The concept of ‘protected conversations’ was introduced back in July 2013 when the switch was made from compromise agreements to settlement agreements. A protected conversatiuon is a ‘pre-termination’ discussion and, when initiated and conducted in the right way, can make negotiations much easier.

How to distinguish ‘without prejudice’ from a ‘protected conversation’

Both ‘without prejudice’ and ‘protected conversation’ are legal terms. Employers and employees alike often get these terms mixed up.

For ‘without prejudice’ to be a viable tool there has to be an existing dispute. If the circumstances are correct, ‘without prejudice’ can then be used to prevent anything written or discussed being used as evidence in subsequent litigation of any type of legal claim (except perjury, or blackmail etc.). What’s significant is that ‘without prejudice’ is not limited to just unfair dismissal claims. However, deciding what constitutes a dispute is not necessarily straightforward and employers may not be able to rely on ‘without prejudice’ in all instances.

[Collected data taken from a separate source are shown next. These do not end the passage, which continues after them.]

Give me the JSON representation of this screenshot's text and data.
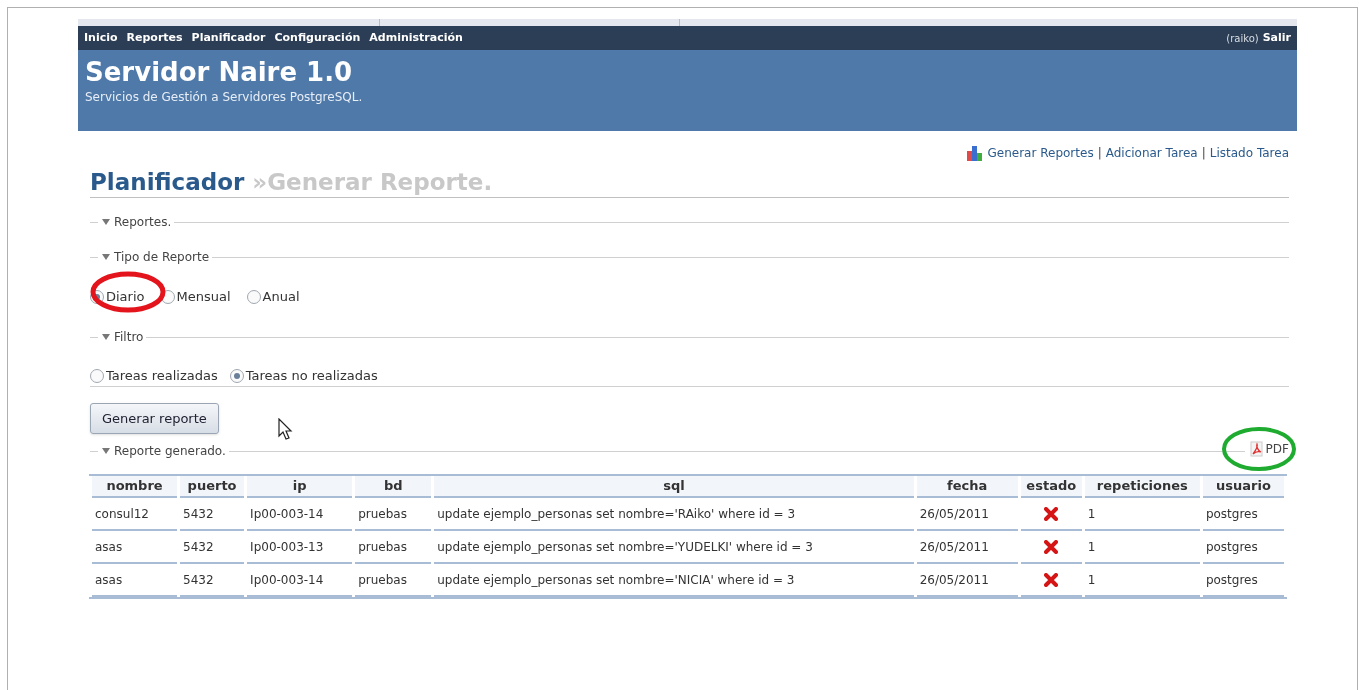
{
  "nav": {
    "items": [
      "Inicio",
      "Reportes",
      "Planificador",
      "Configuración",
      "Administración"
    ],
    "user": "(raiko)",
    "logout": "Salir"
  },
  "banner": {
    "title": "Servidor Naire 1.0",
    "subtitle": "Servicios de Gestión a Servidores PostgreSQL."
  },
  "actions": [
    "Generar Reportes",
    "Adicionar Tarea",
    "Listado Tarea"
  ],
  "actions_separator": "|",
  "page_title": {
    "section": "Planificador",
    "sub": "»Generar Reporte."
  },
  "sections": [
    {
      "label": "Reportes.",
      "expanded": true
    },
    {
      "label": "Tipo de Reporte",
      "expanded": true
    }
  ],
  "report_type": [
    {
      "label": "Diario",
      "selected": true
    },
    {
      "label": "Mensual",
      "selected": false
    },
    {
      "label": "Anual",
      "selected": false
    }
  ],
  "filter_section": {
    "label": "Filtro",
    "expanded": true
  },
  "filter": [
    {
      "label": "Tareas realizadas",
      "selected": false
    },
    {
      "label": "Tareas no realizadas",
      "selected": true
    }
  ],
  "generate_button": "Generar reporte",
  "result_section": {
    "label": "Reporte generado.",
    "expanded": true
  },
  "pdf_link": "PDF",
  "table": {
    "columns": [
      "nombre",
      "puerto",
      "ip",
      "bd",
      "sql",
      "fecha",
      "estado",
      "repeticiones",
      "usuario"
    ],
    "rows": [
      {
        "nombre": "consul12",
        "puerto": "5432",
        "ip": "Ip00-003-14",
        "bd": "pruebas",
        "sql": "update ejemplo_personas set nombre='RAiko' where id = 3",
        "fecha": "26/05/2011",
        "done": false,
        "repeticiones": "1",
        "usuario": "postgres"
      },
      {
        "nombre": "asas",
        "puerto": "5432",
        "ip": "Ip00-003-13",
        "bd": "pruebas",
        "sql": "update ejemplo_personas set nombre='YUDELKI' where id = 3",
        "fecha": "26/05/2011",
        "done": false,
        "repeticiones": "1",
        "usuario": "postgres"
      },
      {
        "nombre": "asas",
        "puerto": "5432",
        "ip": "Ip00-003-14",
        "bd": "pruebas",
        "sql": "update ejemplo_personas set nombre='NICIA' where id = 3",
        "fecha": "26/05/2011",
        "done": false,
        "repeticiones": "1",
        "usuario": "postgres"
      }
    ]
  }
}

‘Protected conversations’ were introduced to help facilitate discussions taking place between employers and employees even if there isn’t a dispute. Interestingly, not just their content is protected but the very fact they’ve taken place is protected from being disclosed in litigation too. And their protected nature cannot be waived even if both parties agree! However, a ‘protected conversation’ does have limitations. They only apply to ordinary unfair dismissal proceedings. Discussions cannot be protected if, for example, an employee makes a claim of discrimination or breach of contract.

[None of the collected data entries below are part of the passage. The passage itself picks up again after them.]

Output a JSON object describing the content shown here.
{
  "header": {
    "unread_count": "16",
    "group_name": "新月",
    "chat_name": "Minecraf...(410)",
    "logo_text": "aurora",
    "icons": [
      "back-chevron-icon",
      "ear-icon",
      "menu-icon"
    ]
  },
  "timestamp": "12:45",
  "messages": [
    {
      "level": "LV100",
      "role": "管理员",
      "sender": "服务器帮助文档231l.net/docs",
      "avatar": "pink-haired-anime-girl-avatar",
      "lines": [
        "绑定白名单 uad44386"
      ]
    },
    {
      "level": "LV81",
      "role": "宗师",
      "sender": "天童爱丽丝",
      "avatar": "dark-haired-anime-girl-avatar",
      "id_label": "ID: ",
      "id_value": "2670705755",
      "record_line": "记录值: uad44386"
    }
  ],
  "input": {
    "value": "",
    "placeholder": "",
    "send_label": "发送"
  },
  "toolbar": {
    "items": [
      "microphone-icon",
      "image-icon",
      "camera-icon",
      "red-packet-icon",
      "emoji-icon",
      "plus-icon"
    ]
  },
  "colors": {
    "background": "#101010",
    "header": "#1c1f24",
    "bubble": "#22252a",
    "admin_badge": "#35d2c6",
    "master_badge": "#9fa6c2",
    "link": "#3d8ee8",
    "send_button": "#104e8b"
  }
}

So in certain circumstances, a ‘without prejudice’ discussion would be more appropriate.

So how do you ensure a protected conversation stays true to its name during talks?

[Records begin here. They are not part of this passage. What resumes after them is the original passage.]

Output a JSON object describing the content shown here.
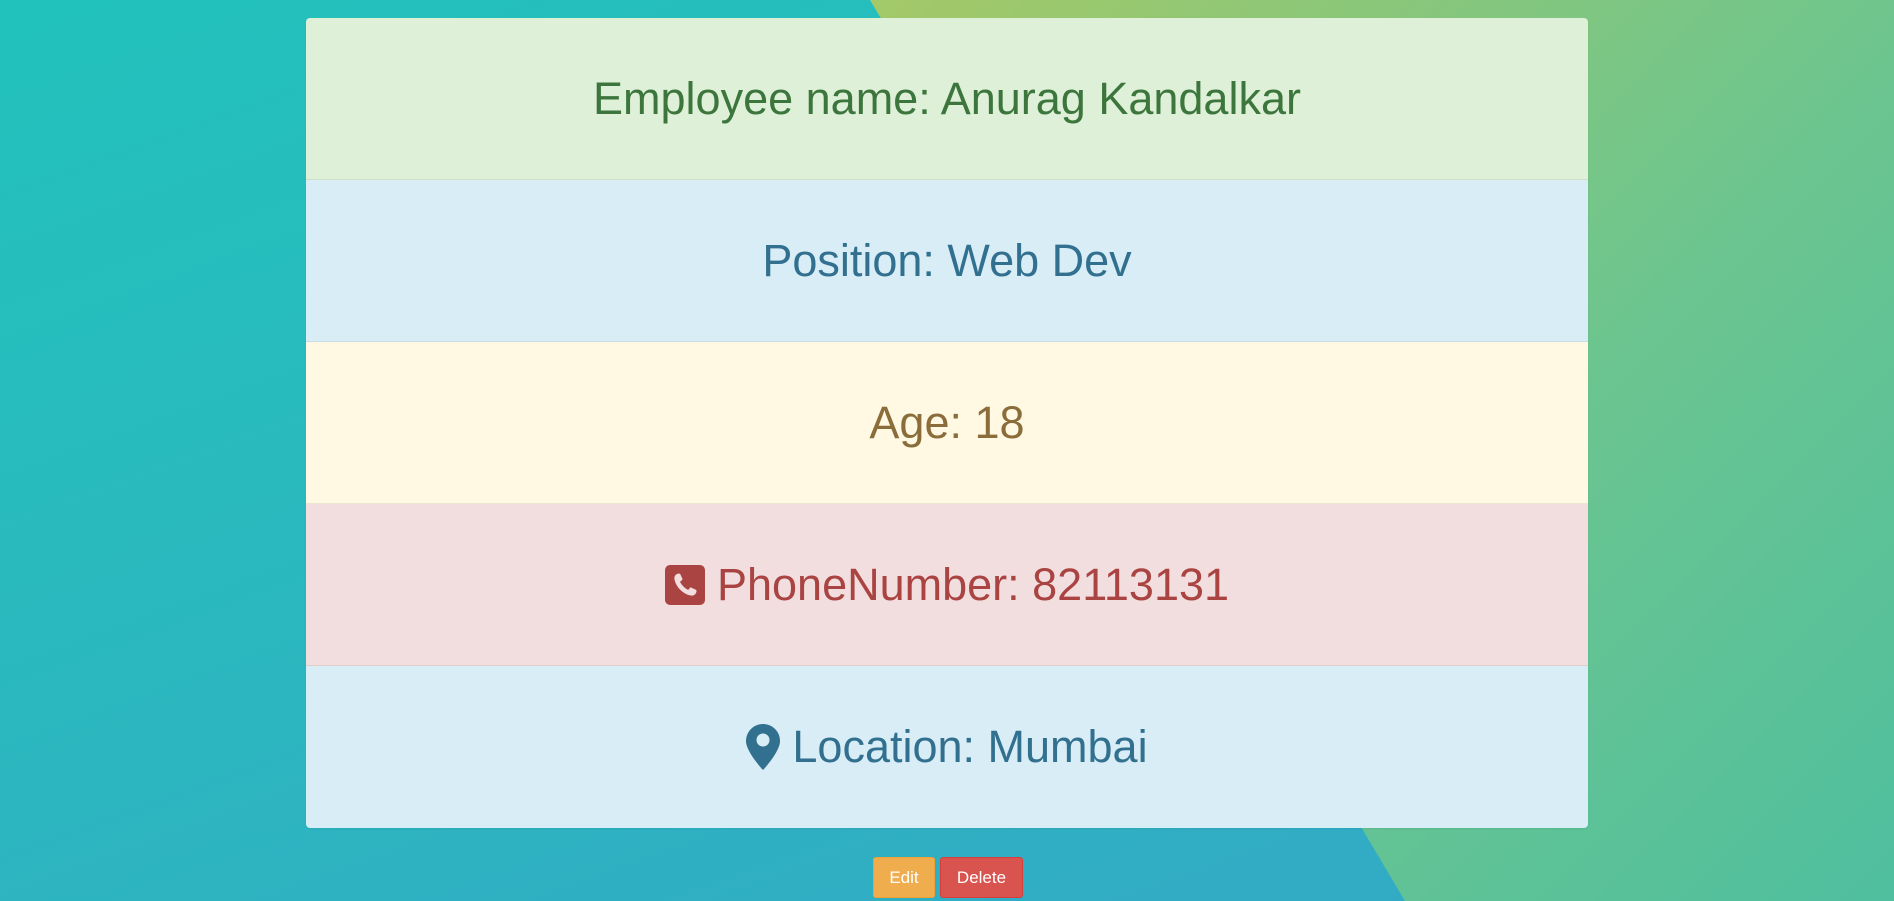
{
  "employee": {
    "name_line": "Employee name: Anurag Kandalkar",
    "position_line": "Position: Web Dev",
    "age_line": "Age: 18",
    "phone_line": "PhoneNumber: 82113131",
    "location_line": "Location: Mumbai"
  },
  "icons": {
    "phone": "phone-square-icon",
    "location": "map-marker-icon"
  },
  "actions": {
    "edit_label": "Edit",
    "delete_label": "Delete"
  },
  "colors": {
    "success_bg": "#dff0d8",
    "info_bg": "#d9edf7",
    "warning_bg": "#fff8e3",
    "danger_bg": "#f2dede",
    "edit_button": "#f0ad4e",
    "delete_button": "#d9534f"
  }
}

Raising the subject of termination of employment with an employee is never an easy discussion to have. A protected conversation is a useful method of conducting discussions when ‘without prejudice’ isn’t appropriate. For example, if there is no dispute between an employee and their employer, a protected conversation can still take place.

However, an employer cannot rely on a conversation being protected if they have not followed protocol correctly in the first place. For example, a tribunal may deem a protected conversation to be admissible if an employee has not been given the right amount of time to consider a proposal, or was not told to obtain independent advice…

Protected conversations will also not remain protected, for example, if:

  • An offer is presented as a ‘done deal’ too early on in the discussions
  • Other options available are not explained to the employee
  • HR staff weren’t prepared to answer questions, or removed the ability to ask questions eg. removed access to company email

A final word…

As you can see, what appears to be straightforward actually isn’t. So if you’ve been invited to have, or have been involved in, either a ‘protected conversation’ or a ‘without prejudice’ discussion, it’s worth obtaining legal advice to check where you stand.